A portion of the sales price is typically withheld in an escrow account or paid from future operating cash flow with an earnout, but only if certain predetermined financial benchmarks are achieved. An earnout allows a seller with optimistic sales projections to achieve a higher selling price by bearing some risk that the business will perform as expected. On the flip side, an earnout lowers the risk that the buyer will overpay for a company that doesn’t achieve its projections.
However, there are some disadvantages to earnouts. When the earnout is due, the parties may disagree about how to verify financial performance, and earnouts also bring complicated tax issues to the negotiating table. For instance, will earnout payments be considered compensation for services or as additional sales proceeds? The seller and buyer have competing interests on this matter.
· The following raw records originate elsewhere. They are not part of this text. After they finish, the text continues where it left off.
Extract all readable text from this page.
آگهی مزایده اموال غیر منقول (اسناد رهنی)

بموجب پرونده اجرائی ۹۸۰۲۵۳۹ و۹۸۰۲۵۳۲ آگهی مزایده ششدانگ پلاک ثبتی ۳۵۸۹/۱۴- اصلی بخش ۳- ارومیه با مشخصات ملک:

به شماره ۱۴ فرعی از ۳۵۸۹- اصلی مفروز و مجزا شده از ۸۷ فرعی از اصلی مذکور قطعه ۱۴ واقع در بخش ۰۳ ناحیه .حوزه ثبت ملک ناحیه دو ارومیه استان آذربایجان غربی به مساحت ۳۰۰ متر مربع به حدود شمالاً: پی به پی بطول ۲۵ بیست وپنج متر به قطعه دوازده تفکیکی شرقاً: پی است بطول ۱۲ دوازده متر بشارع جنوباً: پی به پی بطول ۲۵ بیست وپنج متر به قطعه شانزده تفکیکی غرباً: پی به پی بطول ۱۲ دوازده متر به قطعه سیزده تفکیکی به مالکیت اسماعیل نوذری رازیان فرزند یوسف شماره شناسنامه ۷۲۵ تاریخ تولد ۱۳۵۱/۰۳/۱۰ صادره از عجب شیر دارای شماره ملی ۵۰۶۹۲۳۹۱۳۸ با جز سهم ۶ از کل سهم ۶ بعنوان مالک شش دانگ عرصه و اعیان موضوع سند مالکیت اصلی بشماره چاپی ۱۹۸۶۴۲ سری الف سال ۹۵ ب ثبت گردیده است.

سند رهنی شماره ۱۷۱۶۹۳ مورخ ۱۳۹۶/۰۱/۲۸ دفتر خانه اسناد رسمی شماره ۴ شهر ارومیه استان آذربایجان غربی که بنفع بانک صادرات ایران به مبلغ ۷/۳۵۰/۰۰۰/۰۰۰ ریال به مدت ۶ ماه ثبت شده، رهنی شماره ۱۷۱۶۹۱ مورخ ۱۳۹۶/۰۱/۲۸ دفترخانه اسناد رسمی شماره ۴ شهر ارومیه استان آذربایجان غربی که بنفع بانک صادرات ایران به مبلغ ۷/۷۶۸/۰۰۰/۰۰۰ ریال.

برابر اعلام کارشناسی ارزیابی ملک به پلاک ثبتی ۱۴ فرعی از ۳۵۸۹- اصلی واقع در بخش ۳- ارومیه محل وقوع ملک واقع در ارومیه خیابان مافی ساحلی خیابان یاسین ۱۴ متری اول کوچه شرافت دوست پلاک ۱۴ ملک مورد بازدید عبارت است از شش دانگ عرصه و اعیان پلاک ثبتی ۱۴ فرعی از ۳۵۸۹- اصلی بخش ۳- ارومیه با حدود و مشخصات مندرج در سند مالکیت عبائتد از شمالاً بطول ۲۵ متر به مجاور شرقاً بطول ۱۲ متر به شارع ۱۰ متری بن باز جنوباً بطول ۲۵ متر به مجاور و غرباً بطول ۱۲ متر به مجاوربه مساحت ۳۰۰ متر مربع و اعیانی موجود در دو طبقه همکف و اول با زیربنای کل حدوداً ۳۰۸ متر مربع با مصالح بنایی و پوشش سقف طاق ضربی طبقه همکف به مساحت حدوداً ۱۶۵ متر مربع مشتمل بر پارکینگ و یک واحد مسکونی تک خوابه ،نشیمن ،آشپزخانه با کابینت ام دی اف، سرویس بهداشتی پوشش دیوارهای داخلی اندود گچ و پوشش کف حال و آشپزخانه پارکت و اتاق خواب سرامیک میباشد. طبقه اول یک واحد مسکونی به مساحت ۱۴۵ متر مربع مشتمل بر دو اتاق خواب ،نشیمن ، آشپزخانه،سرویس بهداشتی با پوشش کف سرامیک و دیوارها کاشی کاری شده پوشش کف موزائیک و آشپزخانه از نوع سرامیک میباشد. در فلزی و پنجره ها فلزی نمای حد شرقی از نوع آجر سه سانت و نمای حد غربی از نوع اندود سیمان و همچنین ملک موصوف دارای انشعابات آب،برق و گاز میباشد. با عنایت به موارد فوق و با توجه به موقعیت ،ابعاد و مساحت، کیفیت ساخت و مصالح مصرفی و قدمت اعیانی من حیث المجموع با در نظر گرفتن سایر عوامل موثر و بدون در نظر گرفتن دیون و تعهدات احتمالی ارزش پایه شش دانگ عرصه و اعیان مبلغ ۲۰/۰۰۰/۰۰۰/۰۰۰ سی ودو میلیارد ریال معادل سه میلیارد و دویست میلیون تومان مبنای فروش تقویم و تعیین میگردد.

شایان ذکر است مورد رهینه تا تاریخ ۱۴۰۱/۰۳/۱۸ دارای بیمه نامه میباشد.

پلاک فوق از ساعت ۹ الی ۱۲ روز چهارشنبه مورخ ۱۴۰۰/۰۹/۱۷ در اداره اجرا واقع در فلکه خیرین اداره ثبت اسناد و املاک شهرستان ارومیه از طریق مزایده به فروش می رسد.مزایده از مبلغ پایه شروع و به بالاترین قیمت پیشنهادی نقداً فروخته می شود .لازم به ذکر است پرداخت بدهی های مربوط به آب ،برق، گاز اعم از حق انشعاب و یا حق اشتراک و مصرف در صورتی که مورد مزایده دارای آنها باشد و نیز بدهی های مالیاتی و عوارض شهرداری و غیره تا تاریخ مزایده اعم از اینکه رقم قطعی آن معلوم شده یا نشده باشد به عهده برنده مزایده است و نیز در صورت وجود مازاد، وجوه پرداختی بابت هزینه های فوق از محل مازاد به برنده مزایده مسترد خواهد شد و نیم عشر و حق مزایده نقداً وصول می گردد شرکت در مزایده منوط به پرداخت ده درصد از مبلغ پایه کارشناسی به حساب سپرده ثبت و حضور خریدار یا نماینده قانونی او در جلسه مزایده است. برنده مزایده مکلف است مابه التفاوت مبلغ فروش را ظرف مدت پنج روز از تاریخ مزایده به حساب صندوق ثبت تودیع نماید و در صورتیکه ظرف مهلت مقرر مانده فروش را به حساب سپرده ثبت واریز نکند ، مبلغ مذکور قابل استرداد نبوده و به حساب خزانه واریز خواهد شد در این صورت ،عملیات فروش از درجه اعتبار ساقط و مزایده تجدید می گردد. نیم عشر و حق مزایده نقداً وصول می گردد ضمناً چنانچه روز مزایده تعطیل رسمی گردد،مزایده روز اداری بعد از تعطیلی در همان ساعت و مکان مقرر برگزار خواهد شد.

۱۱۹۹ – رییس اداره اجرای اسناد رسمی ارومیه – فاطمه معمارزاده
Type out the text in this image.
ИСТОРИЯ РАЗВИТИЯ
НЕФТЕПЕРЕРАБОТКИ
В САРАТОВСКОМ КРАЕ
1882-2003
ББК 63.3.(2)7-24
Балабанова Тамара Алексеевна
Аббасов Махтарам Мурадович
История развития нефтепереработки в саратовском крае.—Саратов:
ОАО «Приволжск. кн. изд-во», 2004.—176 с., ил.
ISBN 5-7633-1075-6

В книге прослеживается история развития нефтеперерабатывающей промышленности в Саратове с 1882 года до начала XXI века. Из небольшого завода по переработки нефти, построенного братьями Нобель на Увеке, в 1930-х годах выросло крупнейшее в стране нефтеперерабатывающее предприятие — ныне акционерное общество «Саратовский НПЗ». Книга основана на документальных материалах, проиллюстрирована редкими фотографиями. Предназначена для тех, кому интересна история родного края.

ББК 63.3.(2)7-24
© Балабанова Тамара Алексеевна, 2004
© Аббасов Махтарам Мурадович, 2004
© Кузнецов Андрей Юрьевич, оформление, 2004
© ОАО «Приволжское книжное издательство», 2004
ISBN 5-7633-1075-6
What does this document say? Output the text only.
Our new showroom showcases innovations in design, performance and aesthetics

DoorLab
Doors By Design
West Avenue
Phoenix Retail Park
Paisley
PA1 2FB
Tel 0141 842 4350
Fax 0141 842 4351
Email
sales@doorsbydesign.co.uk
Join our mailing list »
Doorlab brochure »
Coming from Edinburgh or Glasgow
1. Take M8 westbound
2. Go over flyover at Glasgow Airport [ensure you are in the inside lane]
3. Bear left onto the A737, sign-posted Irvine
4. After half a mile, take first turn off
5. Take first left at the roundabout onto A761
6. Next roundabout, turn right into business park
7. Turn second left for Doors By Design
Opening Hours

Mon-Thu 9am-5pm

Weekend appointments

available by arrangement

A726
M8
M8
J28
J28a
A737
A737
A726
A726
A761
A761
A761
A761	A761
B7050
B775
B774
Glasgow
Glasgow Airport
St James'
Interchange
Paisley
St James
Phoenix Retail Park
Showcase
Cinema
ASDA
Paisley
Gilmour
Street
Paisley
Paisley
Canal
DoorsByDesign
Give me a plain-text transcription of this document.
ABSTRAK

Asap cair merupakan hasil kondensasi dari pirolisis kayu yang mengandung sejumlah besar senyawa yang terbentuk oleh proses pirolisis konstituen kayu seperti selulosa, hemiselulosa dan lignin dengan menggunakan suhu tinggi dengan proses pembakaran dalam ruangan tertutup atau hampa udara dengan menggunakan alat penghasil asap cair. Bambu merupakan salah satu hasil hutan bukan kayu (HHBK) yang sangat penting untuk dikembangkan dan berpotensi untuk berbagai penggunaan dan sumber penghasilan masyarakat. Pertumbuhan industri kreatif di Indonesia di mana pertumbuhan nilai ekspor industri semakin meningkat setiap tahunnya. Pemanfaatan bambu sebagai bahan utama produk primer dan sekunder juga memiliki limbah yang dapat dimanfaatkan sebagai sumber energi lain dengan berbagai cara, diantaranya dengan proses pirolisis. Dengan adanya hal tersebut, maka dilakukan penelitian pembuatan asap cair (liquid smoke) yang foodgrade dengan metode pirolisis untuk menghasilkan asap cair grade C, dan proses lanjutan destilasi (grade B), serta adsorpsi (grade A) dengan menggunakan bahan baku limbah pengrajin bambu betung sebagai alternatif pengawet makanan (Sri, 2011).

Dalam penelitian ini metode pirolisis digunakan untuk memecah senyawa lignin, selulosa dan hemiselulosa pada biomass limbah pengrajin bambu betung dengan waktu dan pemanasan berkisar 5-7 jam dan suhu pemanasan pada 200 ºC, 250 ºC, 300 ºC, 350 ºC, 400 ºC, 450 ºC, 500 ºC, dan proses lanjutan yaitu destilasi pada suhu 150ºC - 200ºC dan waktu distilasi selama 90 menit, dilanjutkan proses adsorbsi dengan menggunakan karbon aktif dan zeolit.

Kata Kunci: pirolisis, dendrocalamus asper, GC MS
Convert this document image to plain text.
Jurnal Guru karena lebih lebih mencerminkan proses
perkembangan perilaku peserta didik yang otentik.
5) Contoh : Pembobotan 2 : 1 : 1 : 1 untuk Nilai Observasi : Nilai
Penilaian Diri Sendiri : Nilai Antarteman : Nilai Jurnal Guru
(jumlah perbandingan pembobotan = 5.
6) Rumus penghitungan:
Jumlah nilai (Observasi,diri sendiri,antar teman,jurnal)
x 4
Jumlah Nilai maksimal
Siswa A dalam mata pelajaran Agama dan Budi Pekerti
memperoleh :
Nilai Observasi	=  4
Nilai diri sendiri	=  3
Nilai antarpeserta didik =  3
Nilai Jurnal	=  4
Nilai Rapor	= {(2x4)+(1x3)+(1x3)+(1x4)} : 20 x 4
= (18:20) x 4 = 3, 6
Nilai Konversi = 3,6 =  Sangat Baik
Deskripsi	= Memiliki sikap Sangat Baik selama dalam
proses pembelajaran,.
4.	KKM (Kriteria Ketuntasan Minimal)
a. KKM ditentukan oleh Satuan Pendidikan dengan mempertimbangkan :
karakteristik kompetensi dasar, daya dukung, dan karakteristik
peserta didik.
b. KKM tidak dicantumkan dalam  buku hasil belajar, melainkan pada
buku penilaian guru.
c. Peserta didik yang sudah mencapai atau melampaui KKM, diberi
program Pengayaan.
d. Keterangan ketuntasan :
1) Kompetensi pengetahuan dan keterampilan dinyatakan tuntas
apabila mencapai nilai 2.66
When and if earnout payments are treated as compensation, the seller reports them as ordinary income, which is taxed at a higher rate than capital gains. The seller also owes employment taxes on the income (or self-employment tax if not an employee of the seller). The buyer gets a deduction for any amount treated as compensation or the amount paid to the seller as consulting fees. The buyer will also be responsible for the payroll taxes associated with such payments, to the extent any earnout payment is treated as compensation
If earnouts are treated as additional sales proceeds (not as compensation), the seller may qualify for (lower) capital gains treatment. But the buyer receives only an increased tax basis in his or her investment.
Also, if the earnout payment isn’t made before year end, complex tax rules could apply. The rules differ depending on whether there’s a determinable maximum selling price and/or a fixed payment period.
Sellers of certain eligible property can recognize the tax gains or profits from installment sales proportionately over time under the installment method of reporting the transaction. Since the installment method also gives the buyer a fully stepped-up basis in the acquired property, they can take depreciation deductions based on the purchase price, even though the full amount wasn’t exchanged at closing.
When the buyer has limited access to bank financing, installment sales can be advantageous in getting a deal done. In effect, the seller is financing the deal and bears some default risk.
Installment sales can also save tax for the seller if tax rates fall. Conversely, they can be costly if tax rates increase. Another tax consideration for sellers is that depreciation recapture must be reported as gain in the year of the sale — even if it exceeds the installment payment the seller receives that year.
However, be aware that not all transactions are eligible for the installment method. For example, inventory sales and transactions involving related parties are ineligible.
Consulting agreements and restrictions
The seller can serve as an employee or consultant to facilitate the change in management after closing. Continued involvement by the seller with the business can minimize disruptions, reduce turnover, and build trust with long-term employees, suppliers and customers.
Conversely, the seller could use his or her business contacts and specialized knowledge to start a competing business. If so, the buyer should consider adding restrictive covenants — such as noncompete or nonsolicitation provisions — to the purchase agreement that prevent the seller from: 1) diverting business opportunities from the company, 2) working for any competitors within a negotiated distance of the business, or 3) soliciting the company’s employees to leave the business to work for the seller or any affiliated entity.
Negotiating in advance how much of the purchase price to allocate to consulting agreements and restrictive provisions, is quite helpful. These allocations will have tax and financial reporting consequences, so it’s important to get the allocations right.
A valuation specialist can help you understand the financial implications of creative deal terms, because negotiating the optimal deal structure takes time, patience and financial know-how.